"To arms! To arms!" cried Berger, raising his arms on high in wild joyousness. "At last! at last! Thanks, Great Spirit!"
He turned away from the window, seized the count, whom curiosity had roused from his terror, by the breast, and shaking him with perfect fury, he cried:
"Do you hear, coward? to arms! A whole nation calls to arms! Women and children! Now all the old debts shall be paid that you and the like of you have contracted for the last thirty years!"
He pushed the half-dead man contemptuously from him, opened the door, and rushed out.

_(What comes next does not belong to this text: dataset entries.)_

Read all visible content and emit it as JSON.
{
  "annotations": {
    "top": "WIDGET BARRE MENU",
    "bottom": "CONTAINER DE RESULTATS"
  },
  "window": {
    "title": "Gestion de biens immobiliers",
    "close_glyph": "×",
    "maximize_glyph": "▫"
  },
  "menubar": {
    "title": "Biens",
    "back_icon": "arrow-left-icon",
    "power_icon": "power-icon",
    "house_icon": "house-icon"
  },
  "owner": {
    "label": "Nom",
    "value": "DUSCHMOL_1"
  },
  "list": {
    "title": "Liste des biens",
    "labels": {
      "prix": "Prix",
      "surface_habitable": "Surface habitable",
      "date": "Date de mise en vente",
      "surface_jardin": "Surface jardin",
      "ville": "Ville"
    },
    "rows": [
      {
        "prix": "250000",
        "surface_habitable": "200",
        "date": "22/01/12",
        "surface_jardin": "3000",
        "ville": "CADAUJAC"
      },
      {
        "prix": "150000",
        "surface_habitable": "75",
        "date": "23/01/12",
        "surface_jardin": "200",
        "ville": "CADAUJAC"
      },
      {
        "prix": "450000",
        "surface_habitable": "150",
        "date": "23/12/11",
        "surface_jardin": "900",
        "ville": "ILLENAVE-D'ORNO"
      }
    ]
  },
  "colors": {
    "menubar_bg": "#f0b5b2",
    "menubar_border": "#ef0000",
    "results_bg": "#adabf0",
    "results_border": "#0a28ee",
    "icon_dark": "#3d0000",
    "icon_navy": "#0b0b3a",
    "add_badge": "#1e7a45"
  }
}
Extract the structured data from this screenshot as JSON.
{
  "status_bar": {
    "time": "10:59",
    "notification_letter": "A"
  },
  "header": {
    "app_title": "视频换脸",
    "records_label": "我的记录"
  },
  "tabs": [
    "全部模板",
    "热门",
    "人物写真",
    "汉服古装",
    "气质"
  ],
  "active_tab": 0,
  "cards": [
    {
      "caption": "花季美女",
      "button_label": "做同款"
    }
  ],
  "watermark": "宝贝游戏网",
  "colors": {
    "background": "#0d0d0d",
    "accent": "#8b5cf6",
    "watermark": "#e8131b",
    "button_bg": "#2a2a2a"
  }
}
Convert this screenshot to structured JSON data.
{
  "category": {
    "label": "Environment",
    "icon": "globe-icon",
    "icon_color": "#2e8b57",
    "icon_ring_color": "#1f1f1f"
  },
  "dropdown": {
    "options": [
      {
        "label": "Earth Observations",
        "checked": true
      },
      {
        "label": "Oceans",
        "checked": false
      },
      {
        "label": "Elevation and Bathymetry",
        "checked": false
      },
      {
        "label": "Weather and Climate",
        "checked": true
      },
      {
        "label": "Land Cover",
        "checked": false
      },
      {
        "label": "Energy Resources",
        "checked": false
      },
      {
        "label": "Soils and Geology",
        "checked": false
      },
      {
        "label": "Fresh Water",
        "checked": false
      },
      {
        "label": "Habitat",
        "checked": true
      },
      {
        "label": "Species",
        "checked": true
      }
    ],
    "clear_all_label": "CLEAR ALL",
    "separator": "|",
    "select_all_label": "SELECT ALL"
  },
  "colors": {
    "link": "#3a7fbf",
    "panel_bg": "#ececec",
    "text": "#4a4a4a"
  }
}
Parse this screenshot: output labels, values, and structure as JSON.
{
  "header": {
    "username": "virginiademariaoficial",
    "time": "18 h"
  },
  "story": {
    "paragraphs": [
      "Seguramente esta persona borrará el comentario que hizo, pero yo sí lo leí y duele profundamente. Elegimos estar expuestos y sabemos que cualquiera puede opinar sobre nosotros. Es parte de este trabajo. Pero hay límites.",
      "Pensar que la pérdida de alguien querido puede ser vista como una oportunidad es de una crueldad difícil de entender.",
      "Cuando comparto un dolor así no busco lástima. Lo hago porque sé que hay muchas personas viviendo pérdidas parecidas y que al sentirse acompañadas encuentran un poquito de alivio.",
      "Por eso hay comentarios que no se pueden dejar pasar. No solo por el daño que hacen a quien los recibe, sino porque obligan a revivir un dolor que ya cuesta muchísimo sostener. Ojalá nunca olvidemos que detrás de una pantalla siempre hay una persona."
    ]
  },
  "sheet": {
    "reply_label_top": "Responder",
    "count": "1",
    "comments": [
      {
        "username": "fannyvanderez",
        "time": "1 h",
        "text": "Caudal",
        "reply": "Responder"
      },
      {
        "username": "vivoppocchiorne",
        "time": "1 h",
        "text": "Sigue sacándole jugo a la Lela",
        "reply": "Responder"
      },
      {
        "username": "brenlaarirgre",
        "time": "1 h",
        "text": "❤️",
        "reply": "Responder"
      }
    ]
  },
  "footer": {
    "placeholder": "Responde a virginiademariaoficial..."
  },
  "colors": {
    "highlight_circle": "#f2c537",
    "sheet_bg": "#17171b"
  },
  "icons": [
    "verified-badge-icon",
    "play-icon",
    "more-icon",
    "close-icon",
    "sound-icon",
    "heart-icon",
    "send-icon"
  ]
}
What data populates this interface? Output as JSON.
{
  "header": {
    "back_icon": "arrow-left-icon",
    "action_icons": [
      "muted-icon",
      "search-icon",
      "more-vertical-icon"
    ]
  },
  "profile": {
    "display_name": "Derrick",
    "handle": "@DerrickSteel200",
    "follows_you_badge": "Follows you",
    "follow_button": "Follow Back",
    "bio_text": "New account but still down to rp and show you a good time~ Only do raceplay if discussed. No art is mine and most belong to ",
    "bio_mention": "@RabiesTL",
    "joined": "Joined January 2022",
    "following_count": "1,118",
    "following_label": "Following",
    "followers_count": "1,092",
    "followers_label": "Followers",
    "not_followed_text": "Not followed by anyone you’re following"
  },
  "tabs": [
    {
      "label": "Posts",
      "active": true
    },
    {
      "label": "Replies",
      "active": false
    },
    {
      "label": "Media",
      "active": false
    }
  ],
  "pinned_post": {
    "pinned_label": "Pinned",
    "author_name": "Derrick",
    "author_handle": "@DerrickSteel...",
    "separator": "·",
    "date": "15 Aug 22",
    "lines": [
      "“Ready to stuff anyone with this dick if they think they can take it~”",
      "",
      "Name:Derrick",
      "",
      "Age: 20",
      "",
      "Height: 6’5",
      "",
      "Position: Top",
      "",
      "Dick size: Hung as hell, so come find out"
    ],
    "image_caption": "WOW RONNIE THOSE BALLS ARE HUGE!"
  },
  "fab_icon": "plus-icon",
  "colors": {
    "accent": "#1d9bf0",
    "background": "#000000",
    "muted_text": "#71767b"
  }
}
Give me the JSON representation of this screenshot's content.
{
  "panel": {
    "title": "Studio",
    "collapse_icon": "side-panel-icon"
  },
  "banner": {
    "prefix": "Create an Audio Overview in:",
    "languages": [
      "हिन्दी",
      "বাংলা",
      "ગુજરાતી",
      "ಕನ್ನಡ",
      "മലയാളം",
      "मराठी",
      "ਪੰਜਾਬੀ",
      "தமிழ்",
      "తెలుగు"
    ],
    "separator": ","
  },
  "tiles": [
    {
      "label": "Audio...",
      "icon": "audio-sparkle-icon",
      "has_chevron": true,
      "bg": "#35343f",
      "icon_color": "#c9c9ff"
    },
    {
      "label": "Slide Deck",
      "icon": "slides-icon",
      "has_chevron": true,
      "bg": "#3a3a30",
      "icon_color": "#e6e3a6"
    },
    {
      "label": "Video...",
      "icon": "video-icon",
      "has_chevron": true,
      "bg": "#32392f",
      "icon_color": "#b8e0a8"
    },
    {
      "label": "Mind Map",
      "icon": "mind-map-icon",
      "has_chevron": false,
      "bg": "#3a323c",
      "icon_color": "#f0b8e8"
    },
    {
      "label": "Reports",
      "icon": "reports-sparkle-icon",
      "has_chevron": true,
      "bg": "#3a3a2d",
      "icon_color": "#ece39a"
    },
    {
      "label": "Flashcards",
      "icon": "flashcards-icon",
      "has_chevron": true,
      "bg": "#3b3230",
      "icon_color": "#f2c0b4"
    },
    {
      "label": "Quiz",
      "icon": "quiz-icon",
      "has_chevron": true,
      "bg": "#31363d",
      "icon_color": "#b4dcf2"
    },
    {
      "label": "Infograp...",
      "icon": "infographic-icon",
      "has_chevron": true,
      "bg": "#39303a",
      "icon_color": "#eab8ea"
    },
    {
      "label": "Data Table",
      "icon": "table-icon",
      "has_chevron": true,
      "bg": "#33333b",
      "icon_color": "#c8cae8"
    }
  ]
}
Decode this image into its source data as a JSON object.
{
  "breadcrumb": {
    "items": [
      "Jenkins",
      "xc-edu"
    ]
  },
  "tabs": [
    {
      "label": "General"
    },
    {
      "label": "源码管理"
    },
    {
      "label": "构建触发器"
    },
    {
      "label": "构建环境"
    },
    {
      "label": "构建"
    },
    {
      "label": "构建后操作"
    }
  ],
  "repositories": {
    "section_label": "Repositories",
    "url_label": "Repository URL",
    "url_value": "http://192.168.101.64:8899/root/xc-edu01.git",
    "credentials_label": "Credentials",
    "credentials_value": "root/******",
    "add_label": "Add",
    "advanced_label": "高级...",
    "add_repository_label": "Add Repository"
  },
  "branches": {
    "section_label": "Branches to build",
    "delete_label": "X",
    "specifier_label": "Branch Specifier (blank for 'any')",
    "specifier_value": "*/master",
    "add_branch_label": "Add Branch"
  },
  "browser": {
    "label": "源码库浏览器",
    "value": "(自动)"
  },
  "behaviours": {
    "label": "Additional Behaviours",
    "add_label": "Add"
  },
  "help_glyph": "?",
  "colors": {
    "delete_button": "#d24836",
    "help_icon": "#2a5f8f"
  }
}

He ran against an officer, who was just about to enter.
It was Prince Waldenberg.
"Pardon me, father, if I cannot keep my promise to accompany you to the princess," said the prince, out of breath; "but you hear the rebellion is out again. I expect every moment to hear the drums beat."
The count was still quite beside himself from the encounter with Berger. He stared at the prince with a pale, disturbed countenance.
"What is the matter, father?" asked the prince, who now only noticed the change in his appearance.
"Go to the devil with your father, sir," cried the count, in whom the wild hatred he had cherished for so many years against his wife's son at last broke out into full fury. "I am not your father. I do not choose to be your father. If you wish to see your father go to your mother. You will find him there!"